Eine mit »platten Empirikern und Kärrnern« bevölkerte Geschichtswissenschaft, so Gundolf, zu denen auch ich sicherlich gehöre, erschien ihm überflüssig − viel schlimmer noch, ein Instrument zur »Verameisung« der Welt, wie er es nannte.
Als ich damals in Berkeley, Kalifornien, studierte, hat uns mein sehr geehrter Doktorvater Hans Rosenberg immer wieder gegen die Auffassung der Geschichte als Kette großer Persönlichkeiten gewarnt. Friedrich Gundolf dagegen, wie Sie sich wohl erinnern, meinte der Historiker, als »Hüter der Bildung,« habe »um der Menschenwürde und der Scheu willen«, die »ewigen Gestalten wach zu halten, geschützt vor den Ansprüchen des dumpfen und gierigen Tags«. Nichts könnte dieser Position ferner sein als meine Doktorarbeit über die Handwerksmeister im Kaiserreich.
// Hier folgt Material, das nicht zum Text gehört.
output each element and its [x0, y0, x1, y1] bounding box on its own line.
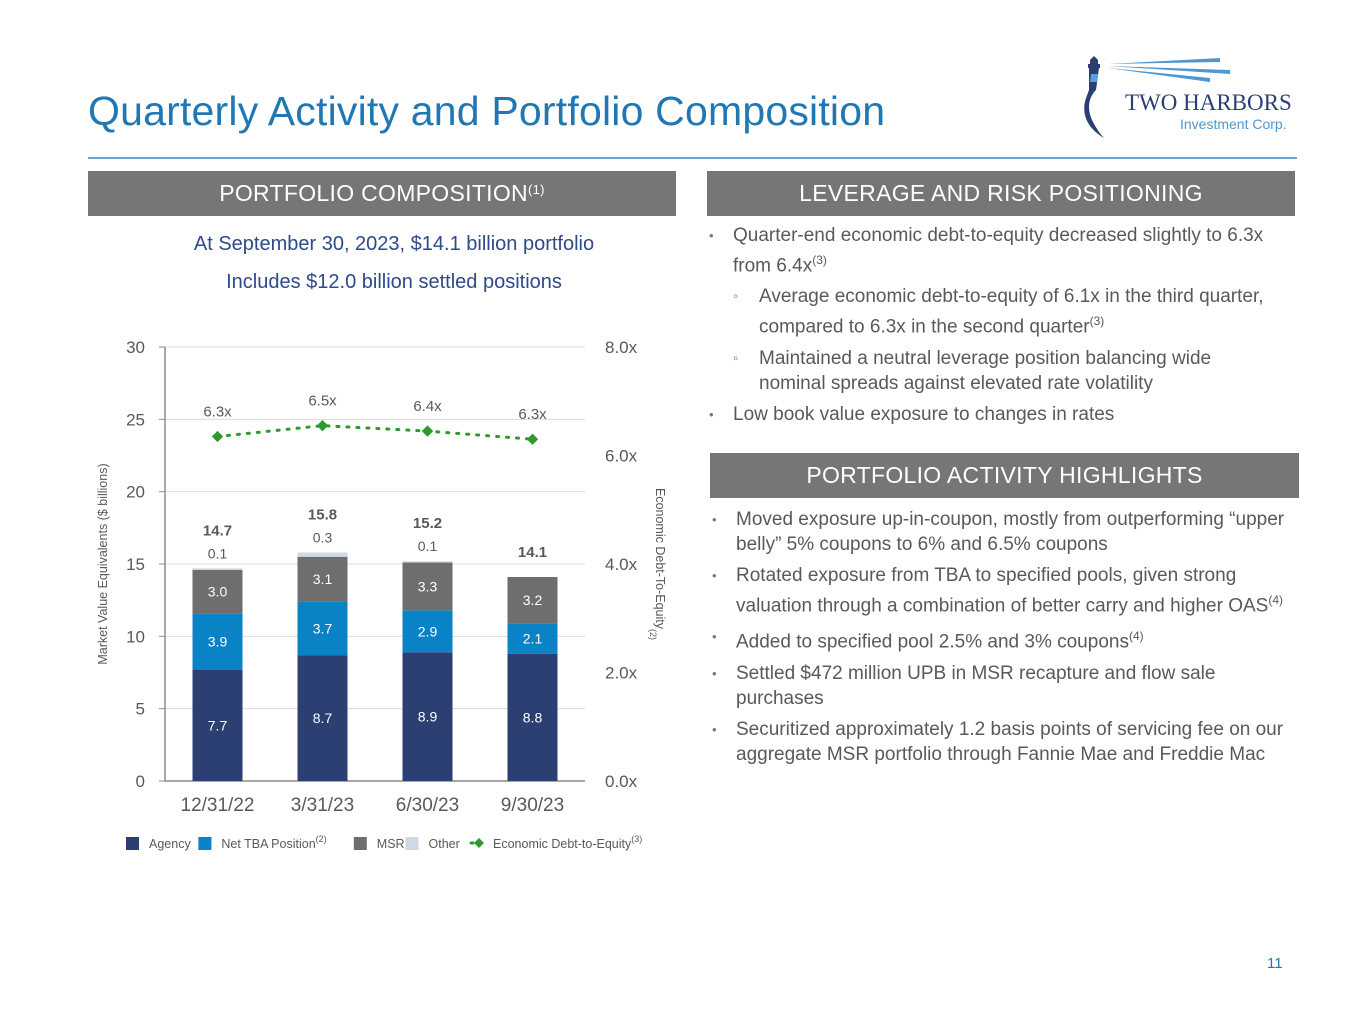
bar-net-tba-position	[507, 623, 558, 654]
leverage-bullet-1: Quarter-end economic debt-to-equity decr…	[707, 223, 1282, 278]
bar-value-label: 8.9	[418, 709, 438, 725]
banner-note: (1)	[527, 182, 545, 197]
bar-msr	[297, 556, 348, 602]
portfolio-size-line: At September 30, 2023, $14.1 billion por…	[193, 233, 595, 255]
bar-value-label: 7.7	[208, 717, 228, 733]
bar-value-label: 3.1	[313, 571, 333, 587]
total-label: 14.1	[518, 544, 547, 561]
banner-text: PORTFOLIO COMPOSITION	[219, 180, 528, 206]
logo-name: TWO HARBORS	[1125, 90, 1292, 115]
leverage-banner: LEVERAGE AND RISK POSITIONING	[707, 171, 1295, 216]
y2-tick-label: 4.0x	[605, 555, 638, 574]
bar-msr	[507, 577, 558, 624]
line-marker	[526, 433, 539, 445]
two-harbors-logo: TWO HARBORS Investment Corp.	[1084, 56, 1292, 138]
y2-tick-label: 2.0x	[605, 664, 638, 683]
economic-debt-to-equity-line	[216, 424, 534, 441]
bar-value-label: 2.9	[418, 623, 438, 639]
other-value-label: 0.1	[418, 538, 438, 554]
activity-bullet-2: Rotated exposure from TBA to specified p…	[710, 563, 1302, 618]
y2-tick-label: 6.0x	[605, 447, 638, 466]
y2-tick-label: 0.0x	[605, 772, 638, 791]
x-tick-label: 9/30/23	[501, 795, 564, 816]
bar-msr	[402, 562, 453, 611]
x-tick-label: 3/31/23	[291, 795, 354, 816]
y-tick-label: 0	[136, 772, 145, 791]
legend-swatch	[126, 837, 139, 850]
bar-value-label: 3.9	[208, 633, 228, 649]
activity-bullet-3: Added to specified pool 2.5% and 3% coup…	[710, 624, 1302, 654]
legend-swatch	[405, 837, 419, 850]
page-number: 11	[1267, 955, 1283, 972]
bar-value-label: 8.7	[313, 710, 333, 726]
total-label: 15.8	[308, 506, 337, 523]
title-rule	[88, 157, 1297, 159]
y-tick-label: 30	[126, 338, 145, 357]
activity-bullets: Moved exposure up-in-coupon, mostly from…	[710, 507, 1302, 773]
other-value-label: 0.3	[313, 529, 333, 545]
line-marker	[316, 420, 329, 432]
lighthouse-icon	[1084, 56, 1230, 138]
line-value-label: 6.3x	[203, 404, 232, 421]
activity-bullet-5: Securitized approximately 1.2 basis poin…	[710, 717, 1302, 767]
legend-label: Other	[429, 837, 460, 851]
leverage-bullet-2: Low book value exposure to changes in ra…	[707, 402, 1282, 427]
line-marker	[421, 425, 434, 437]
y-tick-label: 5	[136, 700, 145, 719]
legend-label: Agency	[149, 837, 191, 851]
page-title: Quarterly Activity and Portfolio Composi…	[88, 88, 886, 134]
y-axis-title: Market Value Equivalents ($ billions)	[96, 463, 110, 664]
y2-axis-title: Economic Debt-To-Equity(2)	[648, 488, 667, 640]
y2-tick-label: 8.0x	[605, 338, 638, 357]
portfolio-composition-banner: PORTFOLIO COMPOSITION (1)	[88, 171, 676, 216]
bar-other	[297, 552, 348, 557]
settled-positions-line: Includes $12.0 billion settled positions	[226, 271, 562, 293]
total-label: 14.7	[203, 522, 232, 539]
bar-value-label: 3.0	[208, 583, 228, 599]
legend-swatch	[353, 837, 367, 850]
bar-value-label: 3.7	[313, 620, 333, 636]
total-label: 15.2	[413, 515, 442, 532]
leverage-subbullet-1: Average economic debt-to-equity of 6.1x …	[707, 284, 1282, 339]
bar-value-label: 3.2	[523, 592, 543, 608]
y-tick-label: 10	[126, 627, 145, 646]
leverage-bullets: Quarter-end economic debt-to-equity decr…	[707, 223, 1282, 433]
bar-net-tba-position	[402, 610, 453, 653]
bar-agency	[402, 652, 453, 781]
line-marker	[211, 430, 224, 443]
bar-other	[192, 568, 243, 570]
bar-value-label: 8.8	[523, 709, 543, 725]
bar-net-tba-position	[297, 601, 348, 656]
legend-label: MSR	[377, 837, 405, 851]
line-value-label: 6.4x	[413, 398, 442, 415]
bar-value-label: 3.3	[418, 578, 438, 594]
y-tick-label: 25	[126, 410, 145, 429]
bar-value-label: 2.1	[523, 631, 543, 647]
bar-agency	[297, 655, 348, 781]
bar-net-tba-position	[192, 613, 243, 670]
line-value-label: 6.3x	[518, 406, 547, 423]
x-tick-label: 6/30/23	[396, 795, 459, 816]
activity-bullet-4: Settled $472 million UPB in MSR recaptur…	[710, 661, 1302, 711]
line-value-label: 6.5x	[308, 393, 337, 410]
legend-line-marker	[474, 838, 484, 848]
y-tick-label: 15	[126, 555, 145, 574]
legend-label: Net TBA Position(2)	[221, 834, 326, 851]
activity-bullet-1: Moved exposure up-in-coupon, mostly from…	[710, 507, 1302, 557]
legend-label: Economic Debt-to-Equity(3)	[493, 834, 642, 851]
bar-other	[402, 561, 453, 563]
leverage-subbullet-2: Maintained a neutral leverage position b…	[707, 346, 1282, 396]
portfolio-composition-chart: 0 5 10 15 20 25 30 0.0x 2.0x 4.0x 6.0x 8.0x Market V…	[96, 338, 667, 851]
bar-msr	[192, 569, 243, 614]
x-tick-label: 12/31/22	[181, 795, 255, 816]
bar-agency	[507, 653, 558, 781]
legend-swatch	[198, 837, 212, 850]
y-tick-label: 20	[126, 483, 145, 502]
bar-agency	[192, 669, 243, 781]
other-value-label: 0.1	[208, 545, 228, 561]
logo-sub: Investment Corp.	[1180, 116, 1287, 132]
activity-banner: PORTFOLIO ACTIVITY HIGHLIGHTS	[710, 453, 1299, 498]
Und selbst in seinen späteren Tagen, als Gundolf vielleicht die »kalte Distanzierung vom ›Volk‹« − so er − als unzeitgemäßen Hochmut zu empfinden begann, blieb er der kritischen Geschichtsschreibung unseres heutigen Berufs um Welten entfernt.
Auch meine Arbeiten zur Geschichte der deutschen Juden, über ihre oft nur bedingte Assimilation und ihr vielschichtiges, kompliziertes Selbstbewußtsein, hätte Gundolf wahrscheinlich zurückgewiesen. Aber er hat auch nie erfahren, was für uns heute sicherlich das wichtigste Geschehnis dieses Jahrhunderts ist. Im Sommer 1931 ist Gundolf früh gestorben. Er hat die weiteren Entwicklungen in Deutschland nicht erlebt, und eine Neuerwägung seines festen Glaubens an die Größe der deutschen Kultur angesichts dieser Entwicklungen konnte er nicht mehr unternehmen. Bereits 1933 wurde die von ihm geprägte Inschrift über dem Eingang zum neuen Heidelberger Universitätsgebäude »Dem lebendigen Geist« als Ausdruck »jüdischer Denkart« entfernt. Statt dessen hieß es dann »Dem deutschen Geist«.
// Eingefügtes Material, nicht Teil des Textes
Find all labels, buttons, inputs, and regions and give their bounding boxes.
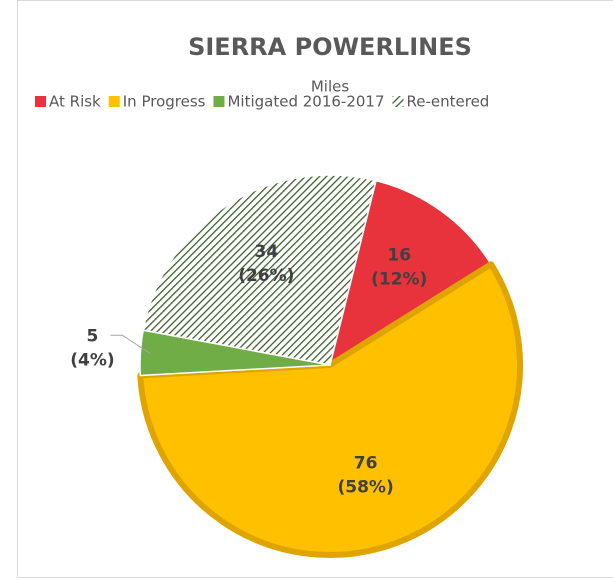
percent-label: (4%) <box>70 350 114 370</box>
legend-swatch <box>213 96 225 107</box>
percent-label: (26%) <box>238 266 294 286</box>
chart-subtitle: Miles <box>311 78 350 96</box>
legend-label: At Risk <box>49 93 101 111</box>
legend-label: Re-entered <box>407 93 490 111</box>
legend-swatch <box>35 96 46 107</box>
chart-title: SIERRA POWERLINES <box>188 33 472 61</box>
percent-label: (58%) <box>338 477 394 497</box>
pie-slice <box>137 261 523 558</box>
pie-slice <box>142 174 377 366</box>
legend-swatch <box>108 96 120 107</box>
data-label: 34 <box>254 242 278 262</box>
data-label: 16 <box>387 246 411 266</box>
legend-label: In Progress <box>123 93 206 111</box>
pie-slice <box>329 179 492 366</box>
percent-label: (12%) <box>371 270 427 290</box>
data-label: 5 <box>87 326 99 346</box>
legend-label: Mitigated 2016-2017 <box>227 93 384 111</box>
data-label: 76 <box>354 453 378 473</box>
legend-swatch <box>392 96 404 107</box>
leader-line <box>110 334 151 354</box>
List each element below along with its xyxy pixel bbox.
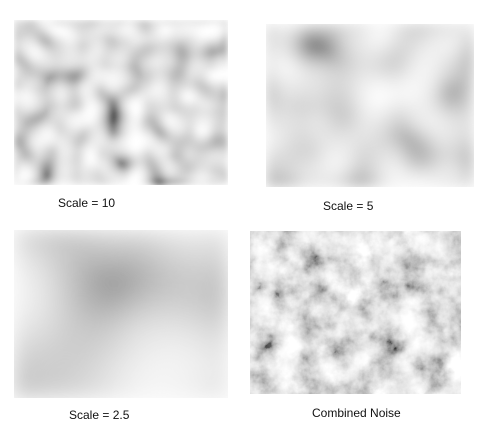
noise-image-scale-2-5: [14, 230, 228, 398]
caption-scale-10: Scale = 10: [58, 196, 116, 210]
noise-image-combined: [250, 231, 461, 394]
caption-scale-5: Scale = 5: [323, 199, 374, 213]
noise-image-scale-5: [266, 24, 474, 187]
caption-combined-noise: Combined Noise: [312, 406, 401, 420]
caption-scale-2-5: Scale = 2.5: [69, 408, 130, 422]
noise-image-scale-10: [14, 20, 228, 185]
Und heute bekomme ich einen Preis »für die Vermittlung der deutschen Kultur im Ausland«. So − oder so einfach habe ich, meine Damen und Herren, meine Arbeit an der Universität Tel Aviv nie verstanden. Meinen Studenten vermittele auch ich die deutsche Kultur eigentlich nicht. Kann man das überhaupt tun? Ich beschäftigte mich aber jahrelang, das ist wahr, direkt und indirekt, mit dem großen Paradox dieser Kultur − im weitesten, anthropologischen Sinn dieses Begriffs; vor allem mit der »unerträglichen Leichtigkeit«, mit der sie am Ende Männer und Frauen wie Gundolf − die alle ihre Größe immer nur bewunderten − so gänzlich verraten hat. Dies zu verstehen, meine Damen und Herren, war meine erste Motivation, deutsche Geschichte zu studieren, und wenn ich einmal im Betrieb des täglichen Universitätslebens und der Forschungsarbeit das alles wieder bedenke − ist es noch heute die treibende Kraft hinter meinen Bemühungen. Auch heute ist dieses Bestreben – ja hoffnungslos vielleicht − das einzige, das für mich − an meinem Ort und in meiner Zeit − Zweck und Bedeutung hat. Für den Friedrich-Gundolf-Preis, der dieses Bestreben auszeichnet, danke ich Ihnen sehr herzlich.